Un effet «neuroprotecteur» : trois tasses de café ou de thé par jour pourraient réduire le risque de démence, selon une étude de Harvard

Pour parvenir à cette conclusion, les chercheurs ont analysé les données de 131.000 professionnels de santé aux États-Unis pendant 43 ans.

Boisson réconfortante pour les uns, carburant indispensable pour les autres, voire véritable dépendance pour certains : le café occupe une place à part dans notre quotidien. Régulièrement scrutée par la science, la caféine fait l’objet d’études aux conclusions parfois contradictoires. La dernière en date, menée par l’Université de Harvard et publiée dans la revue JAMA, avance un résultat encourageant : boire trois tasses de café ou de thé par jour pourrait réduire le risque de démence d’environ 20 %.

Après 43 ans de suivi, cette étude américaine suggère que la caféine pourrait exercer un effet «neuroprotecteur». Selon les chercheurs, une consommation quotidienne d’environ trois tasses constituerait une quantité optimale. La caféine pourrait ralentir la dégénérescence des cellules cérébrales en réduisant l’inflammation et en limitant l’accumulation de protéines toxiques associées à la démence. Boire deux à trois tasses de café par jour réduirait le risque de démence de 18 %, tandis qu’une à deux tasses de thé seraient associées à une baisse de 16 %.

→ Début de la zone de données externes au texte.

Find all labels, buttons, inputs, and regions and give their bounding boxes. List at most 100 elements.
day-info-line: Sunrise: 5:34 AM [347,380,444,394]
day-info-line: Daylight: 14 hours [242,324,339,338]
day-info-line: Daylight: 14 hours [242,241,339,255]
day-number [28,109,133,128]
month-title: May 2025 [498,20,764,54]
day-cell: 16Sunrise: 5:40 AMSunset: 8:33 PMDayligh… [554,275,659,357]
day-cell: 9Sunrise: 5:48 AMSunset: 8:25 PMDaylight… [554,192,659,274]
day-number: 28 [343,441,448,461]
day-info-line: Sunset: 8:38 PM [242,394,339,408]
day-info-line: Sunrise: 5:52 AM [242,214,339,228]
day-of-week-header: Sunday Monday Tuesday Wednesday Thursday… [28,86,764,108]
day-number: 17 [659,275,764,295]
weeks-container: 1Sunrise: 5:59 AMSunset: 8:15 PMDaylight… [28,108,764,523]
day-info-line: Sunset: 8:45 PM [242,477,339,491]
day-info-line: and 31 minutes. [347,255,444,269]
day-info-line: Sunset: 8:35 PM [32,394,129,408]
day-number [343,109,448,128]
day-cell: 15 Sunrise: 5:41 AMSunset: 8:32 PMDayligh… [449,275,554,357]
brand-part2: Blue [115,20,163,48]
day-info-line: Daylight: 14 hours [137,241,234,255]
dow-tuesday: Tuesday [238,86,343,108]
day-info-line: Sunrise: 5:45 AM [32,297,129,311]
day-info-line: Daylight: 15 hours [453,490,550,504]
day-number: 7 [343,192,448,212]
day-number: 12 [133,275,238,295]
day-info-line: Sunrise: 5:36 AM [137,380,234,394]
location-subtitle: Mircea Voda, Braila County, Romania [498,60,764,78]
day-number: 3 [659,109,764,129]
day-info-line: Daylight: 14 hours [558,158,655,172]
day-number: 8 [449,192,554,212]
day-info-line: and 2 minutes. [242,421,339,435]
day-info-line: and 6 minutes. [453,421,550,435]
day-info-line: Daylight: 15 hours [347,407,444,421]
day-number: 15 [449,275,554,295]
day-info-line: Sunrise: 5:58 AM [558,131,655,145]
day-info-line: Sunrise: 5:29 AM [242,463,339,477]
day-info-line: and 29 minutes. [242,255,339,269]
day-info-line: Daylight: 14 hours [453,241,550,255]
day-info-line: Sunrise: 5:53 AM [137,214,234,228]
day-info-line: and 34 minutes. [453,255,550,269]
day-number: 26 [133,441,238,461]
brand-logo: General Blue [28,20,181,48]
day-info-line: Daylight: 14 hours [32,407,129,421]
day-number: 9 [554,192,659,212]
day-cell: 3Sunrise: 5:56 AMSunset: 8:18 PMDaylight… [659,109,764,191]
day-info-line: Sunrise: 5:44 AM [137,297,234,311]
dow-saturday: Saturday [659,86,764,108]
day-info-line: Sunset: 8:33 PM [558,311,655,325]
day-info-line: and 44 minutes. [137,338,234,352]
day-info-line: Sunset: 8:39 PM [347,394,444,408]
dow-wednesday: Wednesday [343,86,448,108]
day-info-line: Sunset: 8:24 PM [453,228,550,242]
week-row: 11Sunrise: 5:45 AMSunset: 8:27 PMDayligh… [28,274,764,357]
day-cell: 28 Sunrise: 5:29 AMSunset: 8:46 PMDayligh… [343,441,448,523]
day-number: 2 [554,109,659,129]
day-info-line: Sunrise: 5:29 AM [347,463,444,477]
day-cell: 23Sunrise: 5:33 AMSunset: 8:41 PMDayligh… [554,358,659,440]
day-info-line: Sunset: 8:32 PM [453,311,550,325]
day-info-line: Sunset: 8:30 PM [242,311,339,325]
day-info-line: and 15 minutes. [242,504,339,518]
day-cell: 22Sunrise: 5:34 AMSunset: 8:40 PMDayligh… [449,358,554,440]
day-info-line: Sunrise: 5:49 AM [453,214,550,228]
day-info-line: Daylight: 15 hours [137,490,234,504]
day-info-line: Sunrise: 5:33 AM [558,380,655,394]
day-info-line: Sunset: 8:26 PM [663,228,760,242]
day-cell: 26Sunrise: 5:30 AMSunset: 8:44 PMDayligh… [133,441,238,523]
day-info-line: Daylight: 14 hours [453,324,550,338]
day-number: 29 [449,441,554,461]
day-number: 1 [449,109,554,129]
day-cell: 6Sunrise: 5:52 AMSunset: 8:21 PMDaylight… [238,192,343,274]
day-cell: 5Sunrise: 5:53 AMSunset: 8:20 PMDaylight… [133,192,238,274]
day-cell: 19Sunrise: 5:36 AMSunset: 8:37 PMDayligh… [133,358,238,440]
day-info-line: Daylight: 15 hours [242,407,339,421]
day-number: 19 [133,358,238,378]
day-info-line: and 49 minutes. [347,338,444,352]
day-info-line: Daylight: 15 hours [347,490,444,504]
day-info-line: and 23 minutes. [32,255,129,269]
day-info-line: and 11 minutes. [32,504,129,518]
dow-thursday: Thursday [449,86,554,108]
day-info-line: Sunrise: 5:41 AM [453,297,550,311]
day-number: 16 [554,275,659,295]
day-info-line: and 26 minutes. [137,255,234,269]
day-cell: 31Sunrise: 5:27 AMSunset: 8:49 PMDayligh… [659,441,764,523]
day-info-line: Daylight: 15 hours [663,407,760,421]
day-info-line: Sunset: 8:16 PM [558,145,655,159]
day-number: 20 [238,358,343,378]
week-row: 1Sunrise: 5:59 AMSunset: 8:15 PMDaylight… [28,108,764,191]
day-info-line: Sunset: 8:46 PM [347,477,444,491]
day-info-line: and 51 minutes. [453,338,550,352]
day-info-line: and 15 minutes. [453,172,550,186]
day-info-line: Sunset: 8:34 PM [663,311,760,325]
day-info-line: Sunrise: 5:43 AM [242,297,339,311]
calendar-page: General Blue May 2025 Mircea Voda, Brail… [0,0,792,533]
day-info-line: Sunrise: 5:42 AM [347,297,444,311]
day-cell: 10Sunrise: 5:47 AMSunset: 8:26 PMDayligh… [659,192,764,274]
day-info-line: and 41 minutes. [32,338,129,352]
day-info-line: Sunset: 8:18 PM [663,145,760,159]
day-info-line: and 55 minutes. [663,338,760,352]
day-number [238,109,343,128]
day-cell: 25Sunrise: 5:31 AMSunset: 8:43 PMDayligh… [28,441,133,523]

Pour parvenir à ces conclusions, les chercheurs ont analysé les données de 131.000 professionnels de santé aux États-Unis. Tous les deux à quatre ans, les participants remplissaient des questionnaires détaillant leur alimentation, en particulier leur consommation de boissons caféinées, et se soumettaient à des tests cognitifs. Au terme de ce suivi, 11.033 cas de démence ont été recensés.

«Une pièce du puzzle» dans la prévention

Le Docteur Daniel Wang, professeur assistant à la Harvard Medical School et auteur principal de l’étude, estime que l’encouragement à la consommation modérée de café et de thé «peut être une pièce du puzzle» dans la prévention de la démence. «En cherchant des outils possibles de prévention, nous avons pensé que quelque chose d’aussi répandu que le café pourrait constituer une intervention alimentaire prometteuse», explique-t-il dans les colonnes du Times .

Yu Zhang, autre auteur de l’étude, rappelle que la démence représente «l’un des problèmes de santé publique les plus importants et les plus complexes au monde». En l’absence de traitements véritablement efficaces, identifier des facteurs modifiables du mode de vie devient crucial. «Le café et le thé sont largement consommés dans le monde. Même des associations modestes pourraient avoir des implications significatives à l’échelle de la population», souligne-t-il. Les chercheurs précisent toutefois qu’augmenter davantage sa consommation n’apporterait «aucun bénéfice supplémentaire».

Des résultats à interpréter avec prudence

Il faut cependant souligner que cette étude reste observationnelle : elle met en évidence une association, sans pouvoir établir un lien direct de cause à effet. «Bien que nos résultats soient encourageants, il est important de rappeler que l’ampleur de l’effet reste modeste et qu’il existe de nombreuses autres façons de protéger ses fonctions cognitives en vieillissant», insiste le Docteur Wang.

La littérature scientifique sur le café est abondante. Outre son possible rôle dans la prévention de la démence, certaines études lui attribuent des effets bénéfiques sur le vieillissement, la santé cardiovasculaire, grâce notamment à ses polyphénols, ainsi que sur certaines pathologies comme les cancers digestifs, le diabète de type 2 ou la maladie de Parkinson.

D’autres travaux, eux, pointent plutôt certains de ses effets indésirables, tels que les troubles du sommeil, la tachycardie, l’anxiété ou encore la dépendance à la caféine. Face à ces données parfois contrastées, les autorités sanitaires prônent la prudence. L’Autorité européenne de sécurité des aliments (EFSA) recommande de ne pas dépasser en moyenne 400 mg de caféine par jour pour un adulte en bonne santé, soit l’équivalent de quatre à cinq tasses de café.